Chiariamo subito che il ministro F. non intende dare coperture a nessun professor M. soprattutto perché il «lavativismo» di qualcuno rischia di penalizzare un'intera categoria che invece è piena di esempi quotidiani di impegno e dedizione. Aggiungiamo anche che la materia disciplinare è ormai del tutto decentrata a livello di direzione regionale, uffici scolastici provinciali e singole scuole autonome soprattutto nella fase dell' avvio dei procedimenti. Tutte istituzioni che però possono essere aiutate e incentivate a procedere: difficilmente, ad esempio, un preside precario con incarico annuale potrà imbarcarsi con successo in un'operazione di contrasto di fenomeni radicati. E se il Consiglio nazionale della Pubblica istruzione e i Consigli scolastici provinciali devono attenersi a norme troppo rigide e ipergarantiste difficilmente potranno trovare margini di intervento. Lo stesso ministero, è bene ricordarlo, non può discostarsi dalle decisioni dei Consigli di disciplina se non in senso più favorevole agli interessati.
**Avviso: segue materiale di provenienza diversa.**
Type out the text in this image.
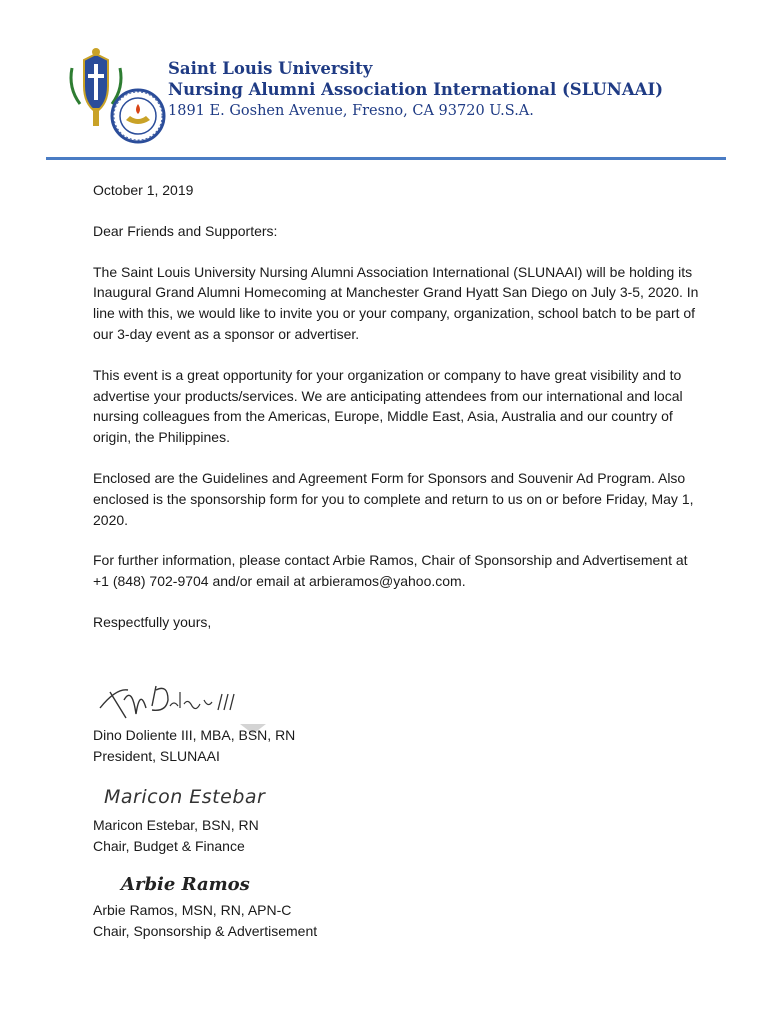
Saint Louis University
Nursing Alumni Association International (SLUNAAI)
1891 E. Goshen Avenue, Fresno, CA 93720 U.S.A.

October 1, 2019

Dear Friends and Supporters:

The Saint Louis University Nursing Alumni Association International (SLUNAAI) will be holding its Inaugural Grand Alumni Homecoming at Manchester Grand Hyatt San Diego on July 3-5, 2020. In line with this, we would like to invite you or your company, organization, school batch to be part of our 3-day event as a sponsor or advertiser.

This event is a great opportunity for your organization or company to have great visibility and to advertise your products/services. We are anticipating attendees from our international and local nursing colleagues from the Americas, Europe, Middle East, Asia, Australia and our country of origin, the Philippines.

Enclosed are the Guidelines and Agreement Form for Sponsors and Souvenir Ad Program. Also enclosed is the sponsorship form for you to complete and return to us on or before Friday, May 1, 2020.

For further information, please contact Arbie Ramos, Chair of Sponsorship and Advertisement at +1 (848) 702-9704 and/or email at arbieramos@yahoo.com.

Respectfully yours,

Dino Doliente III, MBA, BSN, RN
President, SLUNAAI
Maricon Estebar
Maricon Estebar, BSN, RN
Chair, Budget & Finance
Arbie Ramos
Arbie Ramos, MSN, RN, APN-C
Chair, Sponsorship & Advertisement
Questo è stato puntualmente rilevato nei mesi scorsi anche dalla Corte dei Conti nel Rapporto sui procedimenti disciplinari in cui si denuncia in tutto il pubblico impiego un certo lassismo, imputabile anche a procedure eccessivamente garantiste, addirittura nei casi di condanne penali. Il Rapporto è stato peraltro inviato a tutti i Direttori regionali richiamandoli ad interventi più tempestivi e rigorosi per sanzionare comportamenti scorretti. Che fare? Prima di tutto interventi strutturali che cambino alcune delle condizioni di partenza che rendono oggi troppo larga la strada della contravvenzione e troppo stretta quella di chi deve sanzionarla.
A questo criterio rispondono alcuni dei primi interventi promossi per dare, almeno al comparto della scuola, il segnale del cambiamento. Rivedere innanzitutto le norme che regolano gli organi collegiali con riferimento ai collegi di disciplina. Ritengo necessario a questo proposito coinvolgere le organizzazioni sindacali in occasione del prossimo contratto della scuola perché tutta la materia sia rivista in un'ottica di maggiore tutela degli alunni e del servizio.
Promuovere azioni di valutazione che, pur nella salvaguardia delle autonomie delle scuole, siano in grado di individuare e sanzionare per tempo le eventuali patologie. Già nella Finanziaria si prevedono il potenziamento dell'ente di valutazione e la creazione di un'Agenzia per il sostegno dell'autonomia con il compito di verificare efficienza ed efficacia dei singoli istituti scolastici con parametri oggettivi. Dobbiamo poi rafforzare il ruolo dei presidi: a questo servono tra l'altro i due concorsi in atto. Un preside di ruolo, non precario, è certamente più autorevole e più libero di avviare azioni di contrasto alle patologie e di farlo coerentemente nel tempo. Sono di ritorno da Locri, a un anno dall'uccisione di Franco Fortugno. I ragazzi mi hanno chiesto, oltre a una buona scuola in grado di istruirli, una scuola che sia anche maestra di legalità. E' a loro, soprattutto, che dobbiamo rendere conto. E dobbiamo farlo avendo noi per primi le carte in regola, anche quelle del registro delle presenze e anche se le assenze dei professori sono tra le più basse nella pubblica amministrazione.